The weekend and particularly, Sundays are days for rest, but many of us are so busy 24/7 that neither Sundays nor weekdays make any difference. Personally, I have made a decision to take at least a one-day break during the week and I hope to follow that up.
Jesus had sent the seventy-two disciples out to go and preach and they came back with stories of success. They were so busy during their pastoral work that they had no time even to eat. Jesus, the compassionate shepherd invited them to come to a lonely place where they could be by themselves and take some rest and eat. This was because he cared so much for their well-being. The gesture of Jesus towards his disciples proclaims a message that says: IN AS MUCH AS YOU TAKE CARE OF OTHERS, DO NOT FORGET TO TAKE CARE OF YOURSELF. That is to say even if you render services to people for as much as 23 hours in a day, have at least a non-negotiable hour of rest and refreshment for yourself. Jesus invites us also to take care of ourselves, (our minds, body, spirit and soul) so as to be able to serve others much better. For example Sundays and annual vacations are set apart for rest. More over, it is for the sake of the revival of the spirit that people go for retreats where they can be alone with their God and come back more refreshed physically and spiritually.
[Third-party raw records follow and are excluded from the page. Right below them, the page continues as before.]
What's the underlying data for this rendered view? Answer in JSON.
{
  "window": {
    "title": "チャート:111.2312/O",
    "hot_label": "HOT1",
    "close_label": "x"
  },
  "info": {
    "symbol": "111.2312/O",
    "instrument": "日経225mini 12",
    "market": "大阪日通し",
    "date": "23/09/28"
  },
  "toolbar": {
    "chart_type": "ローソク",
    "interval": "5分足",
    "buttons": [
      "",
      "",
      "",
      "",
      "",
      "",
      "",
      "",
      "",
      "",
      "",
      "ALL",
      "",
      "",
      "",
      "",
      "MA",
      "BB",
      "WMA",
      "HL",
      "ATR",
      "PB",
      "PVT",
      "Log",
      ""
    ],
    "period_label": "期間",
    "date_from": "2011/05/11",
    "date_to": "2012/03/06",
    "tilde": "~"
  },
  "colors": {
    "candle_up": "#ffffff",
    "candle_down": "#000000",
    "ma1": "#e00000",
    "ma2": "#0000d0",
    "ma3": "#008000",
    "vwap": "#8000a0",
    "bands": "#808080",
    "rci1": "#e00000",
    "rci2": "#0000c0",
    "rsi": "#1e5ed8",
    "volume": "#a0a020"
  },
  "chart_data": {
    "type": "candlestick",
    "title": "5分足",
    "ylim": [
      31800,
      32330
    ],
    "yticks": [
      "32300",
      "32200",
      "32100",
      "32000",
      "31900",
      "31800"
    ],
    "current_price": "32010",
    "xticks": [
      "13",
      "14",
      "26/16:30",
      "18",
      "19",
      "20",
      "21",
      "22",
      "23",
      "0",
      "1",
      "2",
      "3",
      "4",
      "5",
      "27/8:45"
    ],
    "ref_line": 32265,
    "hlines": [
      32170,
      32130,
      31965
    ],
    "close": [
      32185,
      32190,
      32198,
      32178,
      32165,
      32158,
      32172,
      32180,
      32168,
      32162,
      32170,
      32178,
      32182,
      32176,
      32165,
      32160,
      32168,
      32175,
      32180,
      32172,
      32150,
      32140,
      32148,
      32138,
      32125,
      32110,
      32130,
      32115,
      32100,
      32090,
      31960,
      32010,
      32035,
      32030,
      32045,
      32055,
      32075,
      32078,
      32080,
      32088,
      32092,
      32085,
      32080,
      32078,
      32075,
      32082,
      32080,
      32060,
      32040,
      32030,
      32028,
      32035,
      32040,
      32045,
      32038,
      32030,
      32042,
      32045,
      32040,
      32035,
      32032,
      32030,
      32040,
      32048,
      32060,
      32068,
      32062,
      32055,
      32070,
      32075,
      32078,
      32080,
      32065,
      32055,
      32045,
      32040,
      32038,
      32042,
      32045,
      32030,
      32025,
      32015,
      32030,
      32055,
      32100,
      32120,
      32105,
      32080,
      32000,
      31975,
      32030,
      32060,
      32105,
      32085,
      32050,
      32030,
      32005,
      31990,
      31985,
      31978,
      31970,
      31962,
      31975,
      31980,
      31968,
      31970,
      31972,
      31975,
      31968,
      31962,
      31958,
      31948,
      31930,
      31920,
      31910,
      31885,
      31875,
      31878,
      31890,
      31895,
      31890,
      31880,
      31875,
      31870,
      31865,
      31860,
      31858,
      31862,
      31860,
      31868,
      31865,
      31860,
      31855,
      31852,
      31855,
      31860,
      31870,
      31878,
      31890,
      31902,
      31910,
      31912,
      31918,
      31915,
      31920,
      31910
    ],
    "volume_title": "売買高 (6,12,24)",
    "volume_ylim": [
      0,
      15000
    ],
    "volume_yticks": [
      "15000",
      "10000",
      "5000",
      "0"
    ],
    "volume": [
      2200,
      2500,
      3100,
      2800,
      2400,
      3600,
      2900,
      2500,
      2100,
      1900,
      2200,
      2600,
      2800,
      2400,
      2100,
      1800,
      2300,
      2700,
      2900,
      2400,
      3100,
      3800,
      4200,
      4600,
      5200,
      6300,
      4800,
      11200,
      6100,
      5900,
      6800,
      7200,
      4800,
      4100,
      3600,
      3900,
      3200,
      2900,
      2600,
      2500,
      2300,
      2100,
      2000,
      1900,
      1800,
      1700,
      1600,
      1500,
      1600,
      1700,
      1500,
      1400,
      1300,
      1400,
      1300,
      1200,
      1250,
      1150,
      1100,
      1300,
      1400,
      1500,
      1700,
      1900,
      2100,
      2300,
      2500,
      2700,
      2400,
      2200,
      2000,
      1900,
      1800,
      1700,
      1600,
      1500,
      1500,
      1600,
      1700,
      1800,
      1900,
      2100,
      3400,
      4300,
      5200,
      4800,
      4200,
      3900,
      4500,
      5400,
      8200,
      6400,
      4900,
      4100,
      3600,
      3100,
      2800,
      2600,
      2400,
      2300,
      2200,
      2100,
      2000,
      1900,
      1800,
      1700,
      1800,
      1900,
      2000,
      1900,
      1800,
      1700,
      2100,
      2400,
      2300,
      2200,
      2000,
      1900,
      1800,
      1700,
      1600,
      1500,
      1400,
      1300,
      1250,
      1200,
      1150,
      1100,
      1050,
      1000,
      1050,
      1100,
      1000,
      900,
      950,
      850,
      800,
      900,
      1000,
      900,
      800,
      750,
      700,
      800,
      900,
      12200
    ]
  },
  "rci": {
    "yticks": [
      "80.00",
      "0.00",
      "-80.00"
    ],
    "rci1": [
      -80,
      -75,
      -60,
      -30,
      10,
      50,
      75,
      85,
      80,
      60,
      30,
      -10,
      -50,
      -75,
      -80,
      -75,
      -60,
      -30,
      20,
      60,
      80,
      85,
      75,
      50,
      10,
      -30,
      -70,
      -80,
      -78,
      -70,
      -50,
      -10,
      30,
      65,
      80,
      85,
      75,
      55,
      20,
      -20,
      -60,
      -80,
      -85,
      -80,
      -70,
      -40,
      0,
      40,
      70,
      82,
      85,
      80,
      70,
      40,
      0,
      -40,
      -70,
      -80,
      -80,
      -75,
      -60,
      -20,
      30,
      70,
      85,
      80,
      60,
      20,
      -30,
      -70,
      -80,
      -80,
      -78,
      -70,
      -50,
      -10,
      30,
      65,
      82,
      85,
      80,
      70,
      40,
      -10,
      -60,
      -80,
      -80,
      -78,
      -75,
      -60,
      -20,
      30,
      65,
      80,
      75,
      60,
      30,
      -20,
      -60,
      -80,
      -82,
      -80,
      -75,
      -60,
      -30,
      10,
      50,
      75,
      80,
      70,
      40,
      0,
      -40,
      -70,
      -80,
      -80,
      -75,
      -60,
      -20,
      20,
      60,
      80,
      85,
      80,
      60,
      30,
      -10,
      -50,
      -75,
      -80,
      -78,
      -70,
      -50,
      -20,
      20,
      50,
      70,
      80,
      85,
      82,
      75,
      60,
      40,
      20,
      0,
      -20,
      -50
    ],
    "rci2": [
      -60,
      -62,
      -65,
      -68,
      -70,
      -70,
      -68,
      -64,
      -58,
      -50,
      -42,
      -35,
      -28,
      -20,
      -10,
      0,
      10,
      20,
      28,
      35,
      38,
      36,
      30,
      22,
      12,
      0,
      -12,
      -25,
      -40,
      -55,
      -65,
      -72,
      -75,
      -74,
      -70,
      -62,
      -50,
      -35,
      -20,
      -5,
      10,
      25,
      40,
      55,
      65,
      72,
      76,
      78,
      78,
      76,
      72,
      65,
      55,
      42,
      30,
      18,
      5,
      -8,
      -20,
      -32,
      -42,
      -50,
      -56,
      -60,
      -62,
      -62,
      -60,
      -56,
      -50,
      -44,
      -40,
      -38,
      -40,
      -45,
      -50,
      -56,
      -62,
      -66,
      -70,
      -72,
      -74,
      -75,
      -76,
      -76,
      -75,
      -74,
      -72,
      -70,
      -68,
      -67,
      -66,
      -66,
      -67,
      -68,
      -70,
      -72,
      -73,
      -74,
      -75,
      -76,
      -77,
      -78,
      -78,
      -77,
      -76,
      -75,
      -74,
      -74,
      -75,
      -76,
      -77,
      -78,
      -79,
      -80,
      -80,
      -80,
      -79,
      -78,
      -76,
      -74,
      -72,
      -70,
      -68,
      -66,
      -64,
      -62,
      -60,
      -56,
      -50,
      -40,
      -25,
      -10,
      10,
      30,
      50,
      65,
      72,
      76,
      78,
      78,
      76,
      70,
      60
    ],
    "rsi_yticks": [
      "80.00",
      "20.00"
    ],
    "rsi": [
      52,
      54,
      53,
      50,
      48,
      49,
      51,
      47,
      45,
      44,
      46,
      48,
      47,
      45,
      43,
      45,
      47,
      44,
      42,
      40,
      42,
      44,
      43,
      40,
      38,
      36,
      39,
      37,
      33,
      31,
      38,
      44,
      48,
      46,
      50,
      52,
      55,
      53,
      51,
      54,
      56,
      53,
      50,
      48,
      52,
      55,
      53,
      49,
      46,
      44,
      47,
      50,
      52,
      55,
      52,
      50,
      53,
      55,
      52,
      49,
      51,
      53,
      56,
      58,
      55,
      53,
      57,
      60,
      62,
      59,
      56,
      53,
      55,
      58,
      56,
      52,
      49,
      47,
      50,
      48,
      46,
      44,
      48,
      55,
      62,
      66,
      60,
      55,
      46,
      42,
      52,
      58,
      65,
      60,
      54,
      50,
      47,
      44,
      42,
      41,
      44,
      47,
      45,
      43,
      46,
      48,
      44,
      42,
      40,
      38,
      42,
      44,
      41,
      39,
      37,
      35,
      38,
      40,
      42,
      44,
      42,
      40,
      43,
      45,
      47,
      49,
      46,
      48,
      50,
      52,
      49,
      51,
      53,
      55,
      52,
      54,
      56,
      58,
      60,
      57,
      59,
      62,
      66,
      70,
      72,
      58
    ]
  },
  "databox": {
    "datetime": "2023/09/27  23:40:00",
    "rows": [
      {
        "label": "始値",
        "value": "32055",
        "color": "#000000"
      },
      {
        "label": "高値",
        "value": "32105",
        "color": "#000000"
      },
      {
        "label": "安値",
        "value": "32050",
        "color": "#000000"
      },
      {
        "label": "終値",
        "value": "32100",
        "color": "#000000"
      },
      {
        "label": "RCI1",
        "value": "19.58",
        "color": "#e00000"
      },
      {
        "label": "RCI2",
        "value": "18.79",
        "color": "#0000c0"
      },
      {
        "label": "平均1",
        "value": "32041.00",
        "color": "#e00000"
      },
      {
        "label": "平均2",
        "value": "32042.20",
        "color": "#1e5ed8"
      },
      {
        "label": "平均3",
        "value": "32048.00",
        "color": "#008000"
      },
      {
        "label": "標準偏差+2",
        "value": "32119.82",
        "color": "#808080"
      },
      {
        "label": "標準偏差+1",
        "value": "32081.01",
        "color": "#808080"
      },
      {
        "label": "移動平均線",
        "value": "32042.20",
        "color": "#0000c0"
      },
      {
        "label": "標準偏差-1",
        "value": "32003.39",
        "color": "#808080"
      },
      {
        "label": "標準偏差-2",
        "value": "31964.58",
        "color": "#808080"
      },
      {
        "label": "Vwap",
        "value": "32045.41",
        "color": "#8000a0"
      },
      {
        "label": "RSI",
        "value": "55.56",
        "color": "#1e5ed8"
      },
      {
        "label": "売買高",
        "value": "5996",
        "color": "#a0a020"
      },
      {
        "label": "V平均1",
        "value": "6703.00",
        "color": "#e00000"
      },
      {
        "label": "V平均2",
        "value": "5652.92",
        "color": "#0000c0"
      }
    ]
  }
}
Psalm 23 is perhaps the most popular psalm and the content of the psalm is very powerful because it gives one the re-assurance of God’s love and care. Sometimes, when I read this psalm, the picture of John the beloved disciple comes to my mind, especially the time when he was just so relaxed on the breast of Jesus during the last supper. The presence of Jesus was so satisfying to him that he thought about nothing else. The last supper was a moment when the other disciples were tensed and worried that their master was about to leave them, but for John, the celebration of being together was the most important thing at that moment. This Psalm gives us the re-assurance that in the midst of troubles, when we walk in the shadow of the valley of death, the Lord is present with us and even when the world abandons us and when people judge us harshly and when we think that all hope is gone. Sometimes when we feel too lonely and afraid, we say in our discouragement, “no one cares for me.”

In moments of distress, we need to feel the presence of leaders who are supportive. We need the presence of compassionate shepherds and leaders who care for us and not those who are so self-centred and who starve the flock entrusted to them.
The prophet Jeremiah tells us about God who is the compassionate shepherd and as one who passionately cares for his sheep. The prophet explains how much the Lord cares that even when the earthly shepherds, leaders or parents abandon their flock or children, the Lord gathers the abandoned and showers them with his love and care. In moments when we are drained by stress and feel neglected in life, Jesus walks in as the invisible guest that strengthens and consoles us. When nobody cares for us that the Lord cares best for us. St. Anselm of Canterbury offers a wise advice to us who are constantly stressed up. He says, “Come now, little man! Flee for a while from your tasks, hide yourself for a little space from the turmoil of your thoughts. Come, cast aside your burdensome cares, and put aside your laborious pursuits. For a little while, give your time to God, and rest in him for a little while. Enter into the chamber of your mind, shut out all things save God and whatever may aid you in seeking God, and having barred the door of your chamber, seek him.”

16th Sunday of the Year/ Jeremiah 23:1-6; Psalm 22; Ephesians 2:13-18; Mark 6:30-34.